Breaking down silos can spark innovation in unexpected ways.
Gillian Tett, The Silo Effect

You’ve seen it before: team members thinking about themselves more than the team; Every man and woman for themselves; a business composed of silos rather than being a cohesive organization.

Silos create inefficiency, waste time, prevent the business from achieving its vision, and hinder innovation.

So, how can you help create a cohesive team?

Here are three ways to break down silos and rally your team to success.

1. Create a Unified Vision.

Create a vision for your team that ties into the brand’s overall vision. Ask your team members to be involved in this process. Inspire them to take ownership of the business. Don’t make it complicated: create a vision that team members are passionate about and where everyone buys into its success.

An inspiring vision that everyone buys into will transition people from a “me” mentality to an “us” mentality.

2. Motivate and Incentivize.

Successful leaders identify what motivates each of their team members–it will be different for different people. Incentivize accordingly.

Motivation encompasses a wide variety of tactics including shared interests, individual investment in growth, shared voice, and positive words of encouragement. Incentives and praise should be designed to eliminate the “it’s not my job” attitude and encourage input, teamwork, and productivity.

3. Collaborate and Create Using the Six Thinking Hats Method.

The best method we’ve found for facilitating collaboration is Edward de Bono’s Six Thinking Hats. de Bono developed a simple and effective way to facilitate more collaboration and creativity during meetings by utilizing different perspectives.

Each hat represents a different perspective. Each team member wears each hat in turn. For example, “Okay, let’s put on our White Hats. Jim, you’re up first.”

Here’s a brief description of each hat:

White Hat: The neutral White Hat offers objective facts and figures and is used near the beginning of the meeting to establish relevant facts and information about the issue to be discussed.

Red Hat: The emotional and intuitive Red Hat is used to get people’s gut reactions to an idea or when you want the team to express their emotions freely.

Black Hat: The cautious Black Hat is used when you want to get the critical viewpoint of an idea or situation. The “devil’s advocate” hat helps decrease the chances of making a poor decision.

Yellow Hat: The sunny and positive Yellow Hat helps identify the value of ideas and plans. The Yellow Hat helps counterbalance the judgmental thinking of the Black Hat.

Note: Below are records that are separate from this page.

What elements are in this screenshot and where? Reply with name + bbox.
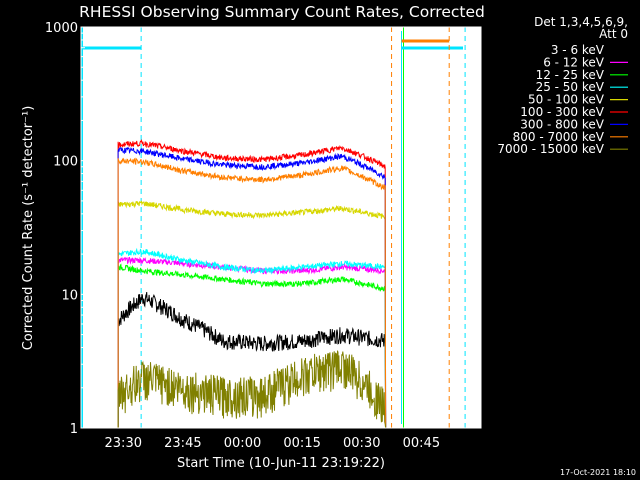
series-line bbox=[117, 291, 387, 428]
series-line bbox=[117, 200, 387, 428]
y-tick-label: 1 bbox=[70, 422, 78, 437]
chart-title: RHESSI Observing Summary Count Rates, Co… bbox=[79, 3, 485, 21]
legend-label: 50 - 100 keV bbox=[528, 93, 605, 107]
x-tick-label: 00:30 bbox=[343, 436, 380, 451]
plot-frame bbox=[80, 26, 482, 429]
y-axis: 1 10 100 1000 bbox=[45, 21, 481, 437]
y-axis-label: Corrected Count Rate (s⁻¹ detector⁻¹) bbox=[21, 106, 36, 351]
x-axis-label: Start Time (10-Jun-11 23:19:22) bbox=[177, 456, 385, 471]
legend-label: 800 - 7000 keV bbox=[513, 130, 605, 144]
x-tick-label: 23:45 bbox=[164, 436, 201, 451]
legend-label: 25 - 50 keV bbox=[536, 80, 605, 94]
legend-header-line-2: Att 0 bbox=[599, 27, 628, 41]
x-tick-label: 00:00 bbox=[224, 436, 261, 451]
marker-label: S bbox=[396, 42, 402, 53]
legend-label: 3 - 6 keV bbox=[551, 43, 605, 57]
legend-label: 7000 - 15000 keV bbox=[497, 142, 604, 156]
legend-label: 6 - 12 keV bbox=[543, 55, 605, 69]
series-line bbox=[117, 350, 387, 428]
marker-label: N bbox=[145, 42, 152, 53]
series-group bbox=[117, 138, 387, 428]
series-line bbox=[117, 138, 387, 428]
x-axis: 23:30 23:45 00:00 00:15 00:30 00:45 bbox=[83, 27, 462, 451]
x-tick-label: 23:30 bbox=[105, 436, 142, 451]
y-tick-label: 100 bbox=[53, 155, 78, 170]
x-tick-label: 00:15 bbox=[283, 436, 320, 451]
x-tick-label: 00:45 bbox=[403, 436, 440, 451]
legend-header-line-1: Det 1,3,4,5,6,9, bbox=[534, 15, 628, 29]
series-line bbox=[117, 157, 387, 428]
series-line bbox=[117, 146, 387, 428]
series-line bbox=[117, 247, 387, 428]
date-stamp: 17-Oct-2021 18:10 bbox=[560, 468, 636, 477]
plot-area bbox=[81, 27, 481, 428]
y-tick-label: 1000 bbox=[45, 21, 78, 36]
legend-label: 300 - 800 keV bbox=[520, 117, 604, 131]
series-line bbox=[117, 263, 387, 428]
legend-label: 12 - 25 keV bbox=[536, 68, 605, 82]
y-tick-label: 10 bbox=[61, 288, 78, 303]
legend-label: 100 - 300 keV bbox=[520, 105, 604, 119]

Green Hat: The creative Green Hat comes on when you want to generate fresh ideas and new directions. This is a very powerful hat that each player needs to wear.

Blue Hat: The organizing Blue Hat sets objectives, outlines the situation, and defines the problem at the beginning of the meeting and returns at the end to summarize and draw conclusions.

Remember, these six hats represent perspectives, not people or personalities. For this method to be used efficiently, each person in a meeting can and must be able to wear each hat in turn.

Breaking down silos is not an easy task for any organization but avoidance is detrimental.

A unified vision, the right motivation, and collaboration provides team members with a clear purpose and means of accomplishing the ultimate goal. There is nothing more powerful in any organization than having all employees pushing fiercely in the same direction.